Are Real Names Required For Real Socializing? - cwan
http://www.avc.com/a_vc/2011/08/are-real-names-required-for-real-socializing.html

======
ajscherer
Real names enabled facebook users to quickly realize the "real world" social
network within facebook, rather than building an entirely new network.

I don't know email addresses or commonly used online aliases for even 10% of
the people whose names I know. I'm fairly confident that I could find just
about any of my cousins or high-school classmates on facebook in minutes.
Without them having put their real name on their facebook profile, I don't
believe I would be able to find them at all. Surely it's clear how that leads
to facebook having a much bigger network much faster than a service that
doesn't use real names. Real names are the key my brain uses to identify
people.

I also think there is a psychological impact of constantly looking at pages
filled with names that you recognize. If you swapped out all the names on my
facebook feed with random hn usernames, I think I would feel different while I
read it.

All that said, I do agree with most of what Fred Wilson is saying. I hate the
impulse to "civilize" or "sterilize" the web as well, and I'm especially
concerned when politicians start with that sort of talk. Real names make sense
_only_ for facebook or a facebook replacement (good luck with that), because
in my mind the definition of facebook is "the thing you use to communicate
online with people you know in real life."

------
wccrawford
I know who my friends are. Their online nickname doesn't change that a bit.

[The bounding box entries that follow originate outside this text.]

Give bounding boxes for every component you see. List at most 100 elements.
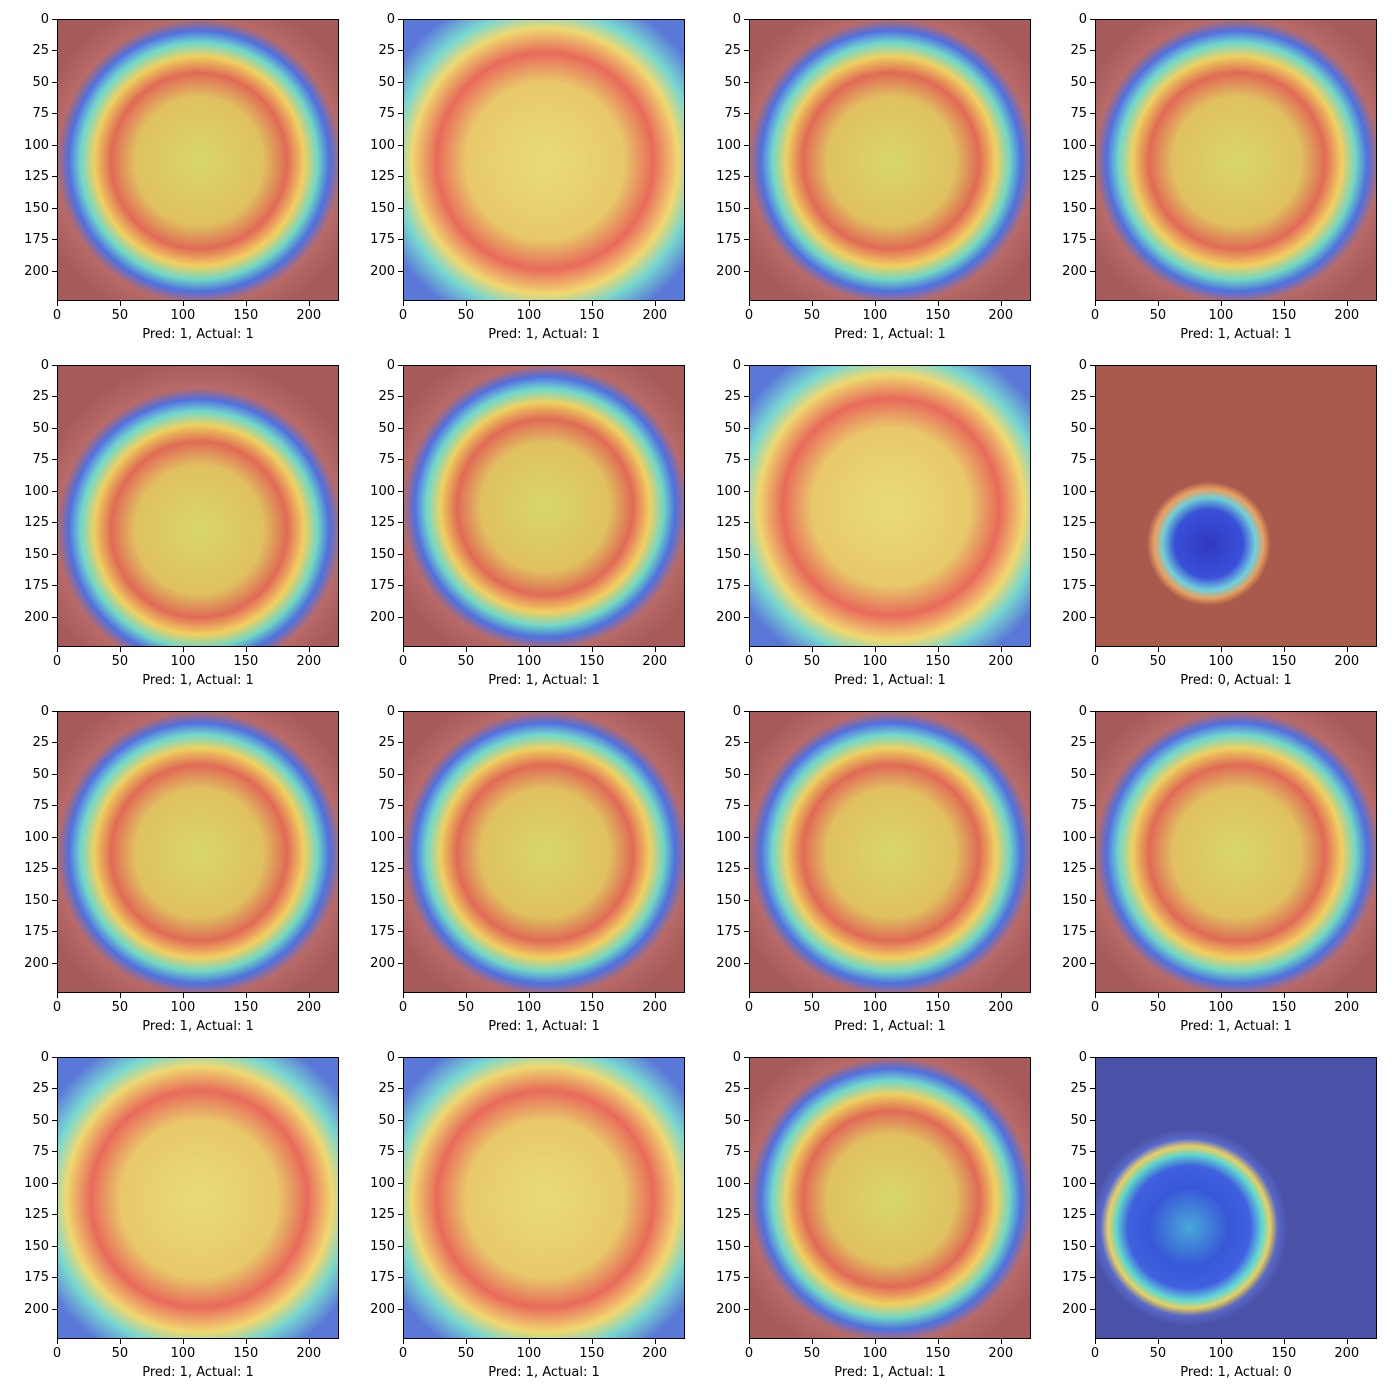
y-tick-mark xyxy=(52,931,57,933)
y-tick-mark xyxy=(52,113,57,115)
x-tick: 100 xyxy=(855,647,895,669)
prediction-caption: Pred: 1, Actual: 1 xyxy=(834,327,946,342)
x-tick-mark xyxy=(245,993,247,998)
y-tick: 175 xyxy=(359,578,403,597)
y-tick-mark xyxy=(398,19,403,20)
y-tick-mark xyxy=(398,805,403,807)
y-tick: 175 xyxy=(705,232,749,251)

Heck, when I lived in California, everyone there called me by a short form of
my internet nick at the time. Most people didn't know my real name, and the
few who did still called me what everyone else called me. It didn't change
anything. My boss even wrote my check out to that name once, with my real last
name. I had to have him correct it.

I think some people are scared of things being different, and socializing on
the web is vastly different than socializing in your home or a bar. This 'real
names' thing is an attempt to hold on to a little bit of the socializing they
are used to. It will pass.